In mostra l'artista che non racconta l’America dei grattacieli, di Amstrong o di Al Capone, ma disegna case coloniche, mansarde vittoriane, città dove tutto è immobile e senza tempo
di Lorella GiudiciNel 1960, a settantotto anni, Edward Hopper (1882-1967) dipinge uno dei suoi quadri più coraggiosi: Second story sunlight. La scena, vista come attraverso una macchina da presa, riprende due donne sulla terrazza di una casa in un’anonima cittadina americana: una, giovane e avvenente, indossa un bikini e siede sulla balaustra come se posasse per un servizio fotografico; l’altra, più anziana e intabarrata in un austero abito nero, è intenta a leggere un foglio, comodamente seduta su una sedia. L’opera viene acquistata dal Withney Museum che, come d’abitudine, fa compilare all’artista un questionario. Hopper vi riporta una sola osservazione: "E' un tentativo di dipingere la luce del sole bianca, con nessuno o quasi nessun pigmento giallo nel bianco. Ogni interpretazione psicologica dovrà essere aggiunta dall’osservatore".
E la tela è un capolavoro: di luce (che immobile, netta e diamantina disegna le geometrie delle case, per poi rifrangersi in un ultimo riquadro sul muro della parete interna), di mistero (nascoso nelle ombre del fitto bosco a ridosso delle abitazioni e nell’oscurità delle loro finestre), di silenzio (nella fissità della scena e nell’incomunicabilità delle sue donne, lontane per età, atteggiamento e spazio) e di colore, per cui il verde acido delle tende e quello più scuro delle chiome degli alberi contrastano con il rosso del comignolo e dello spicchio di tetto del portico, mentre il bianco è pietrificato dai grigi delle ombre e dai neri dei tetti.
Per queste sue atmosfere metafisiche, Preston lo ha definito “il de Chirico americano”. In effetti, Hopper non racconta l’America dei grattacieli, di Amstrong o di Al Capone, ma disegna case coloniche, mansarde vittoriane, città dai marciapiedi deserti, dai negozi chiusi, dalle tende abbassate e dove tutto è immobile e senza tempo.

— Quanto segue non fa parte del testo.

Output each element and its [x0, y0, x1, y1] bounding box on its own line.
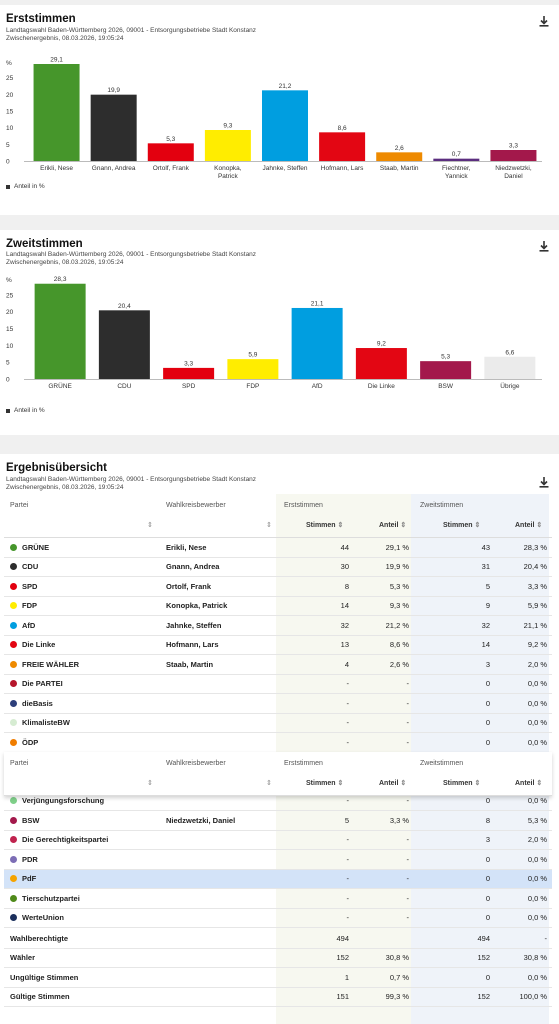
category-label: Staab, Martin [380, 165, 419, 172]
legend-swatch [6, 184, 10, 189]
zweitstimmen-card: Zweitstimmen Landtagswahl Baden-Württemb… [0, 230, 559, 435]
category-label: Patrick [218, 173, 239, 180]
bar-value-label: 2,6 [395, 145, 404, 152]
category-label: FDP [246, 383, 259, 390]
category-label: SPD [182, 383, 196, 390]
bar[interactable] [420, 361, 472, 379]
zweitstimmen-subtitle-1: Landtagswahl Baden-Württemberg 2026, 090… [6, 251, 257, 258]
erststimmen-chart: % 0 5 10 15 20 25 29,1 Erikli, Nese 19,9 Gnann, An… [6, 57, 542, 180]
zweitstimmen-title: Zweitstimmen [6, 238, 83, 250]
category-label: Übrige [500, 382, 520, 390]
category-label: Yannick [445, 173, 468, 180]
y-tick-label: 25 [6, 75, 14, 82]
results-subtitle-2: Zwischenergebnis, 08.03.2026, 19:05:24 [6, 484, 124, 491]
bar-value-label: 21,2 [279, 83, 292, 90]
category-label: Daniel [504, 173, 523, 180]
erststimmen-subtitle-1: Landtagswahl Baden-Württemberg 2026, 090… [6, 27, 257, 34]
erststimmen-subtitle-2: Zwischenergebnis, 08.03.2026, 19:05:24 [6, 35, 124, 42]
bar-value-label: 0,7 [452, 151, 461, 158]
bar-value-label: 5,3 [166, 136, 175, 143]
category-label: Erikli, Nese [40, 165, 73, 172]
bar[interactable] [147, 143, 194, 161]
bar-value-label: 19,9 [107, 87, 120, 94]
category-label: CDU [117, 383, 131, 390]
erststimmen-card: Erststimmen Landtagswahl Baden-Württembe… [0, 5, 559, 215]
y-tick-label: 0 [6, 377, 10, 384]
legend-swatch [6, 408, 10, 413]
category-label: Gnann, Andrea [92, 165, 136, 172]
bar-value-label: 21,1 [311, 300, 324, 307]
download-icon[interactable] [539, 241, 549, 252]
y-tick-label: 10 [6, 343, 14, 350]
category-label: Fiechtner, [442, 165, 471, 172]
category-label: BSW [438, 383, 454, 390]
bar-value-label: 3,3 [509, 143, 518, 150]
results-subtitle-1: Landtagswahl Baden-Württemberg 2026, 090… [6, 476, 257, 483]
results-title: Ergebnisübersicht [6, 462, 107, 474]
y-tick-label: 0 [6, 159, 10, 166]
legend-label: Anteil in % [14, 407, 45, 414]
category-label: GRÜNE [48, 382, 72, 390]
category-label: Niedzwetzki, [495, 165, 532, 172]
bar[interactable] [291, 307, 343, 379]
bar[interactable] [376, 152, 423, 161]
zweitstimmen-subtitle-2: Zwischenergebnis, 08.03.2026, 19:05:24 [6, 259, 124, 266]
bar[interactable] [33, 64, 80, 161]
bar-value-label: 3,3 [184, 360, 193, 367]
y-axis-label: % [6, 277, 12, 284]
y-tick-label: 20 [6, 309, 14, 316]
zweitstimmen-chart: % 0 5 10 15 20 25 28,3 GRÜNE 20,4 CDU 3,3 SPD 5,9 FDP 2… [6, 276, 542, 390]
bar-value-label: 5,9 [248, 352, 257, 359]
bar-value-label: 5,3 [441, 354, 450, 361]
bar[interactable] [227, 359, 279, 379]
bar[interactable] [262, 90, 308, 161]
legend-label: Anteil in % [14, 183, 45, 190]
bar-value-label: 9,2 [377, 341, 386, 348]
bar[interactable] [355, 348, 407, 379]
download-icon[interactable] [539, 477, 549, 488]
y-tick-label: 10 [6, 125, 14, 132]
bar[interactable] [90, 94, 137, 161]
bar[interactable] [319, 132, 366, 161]
category-label: AfD [312, 383, 323, 390]
bar[interactable] [484, 356, 536, 379]
y-tick-label: 20 [6, 92, 14, 99]
bar-value-label: 9,3 [223, 123, 232, 130]
bar[interactable] [490, 150, 537, 161]
bar[interactable] [433, 158, 480, 161]
erststimmen-title: Erststimmen [6, 13, 76, 25]
y-tick-label: 15 [6, 326, 14, 333]
bar-value-label: 29,1 [50, 57, 63, 64]
y-tick-label: 15 [6, 109, 14, 116]
bar-value-label: 28,3 [54, 276, 67, 283]
zweitstimmen-legend: Anteil in % [6, 407, 45, 414]
category-label: Konopka, [214, 165, 242, 172]
bar-value-label: 6,6 [505, 349, 514, 356]
results-card: Ergebnisübersicht Landtagswahl Baden-Wür… [0, 454, 559, 1024]
category-label: Hofmann, Lars [321, 165, 364, 172]
y-tick-label: 5 [6, 360, 10, 367]
bar[interactable] [163, 367, 215, 379]
category-label: Jahnke, Steffen [262, 165, 307, 172]
download-icon[interactable] [539, 16, 549, 27]
bar-value-label: 20,4 [118, 303, 131, 310]
y-tick-label: 25 [6, 292, 14, 299]
bar-value-label: 8,6 [338, 125, 347, 132]
bar[interactable] [98, 310, 150, 379]
y-axis-label: % [6, 60, 12, 67]
bar[interactable] [34, 283, 86, 379]
erststimmen-legend: Anteil in % [6, 183, 45, 190]
category-label: Ortolf, Frank [153, 165, 190, 172]
y-tick-label: 5 [6, 142, 10, 149]
category-label: Die Linke [368, 383, 395, 390]
bar[interactable] [204, 130, 251, 161]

Dipinge rotaie su cui non corrono mai treni, pompe di benzina senza auto, sottoscala e tunnel ferroviari avvolti nell’inquietante oscurità dell’attesa. E gli uomini, quando compaiono, o siedono dietro alle vetrine di bar deserti e silenziosi o calcano scene dai sipari chiusi, oppure sono tra le mura domestiche e noi rubiamo loro qualche istante di vita passando davanti alle finestre delle loro case e spiando nei loro uffici.
Su questo e su molto altro si sofferma la bella mostra in corso a Palazzo Fava (fino al 24 luglio), curata da Barbara Haskell, responsabile del Whitney Museum of American Art, in collaborazione con Luca Beatrice.
Inoltre, durante il periodo di mostra, sono previste numerose iniziative collaterali: dal 7 aprile al 26 giugno il Museo Morandi presenta un focus di paesaggi morandiani in un interessante dialogano a distanza con le opere dell’artista americano; la Fondazione Cineteca propone una rassegna che racconta l’influenza di Hopper sul cinema, a partire dal cinema noir, passando per Hitchock fino ad arrivare a Shirley - Visions of Reality di Gustav Deutsch (2013); l'Istituzione Biblioteche organizza alcune conferenze dedicate al rapporto fra la pittura di Hopper e la contemporanea letteratura americana.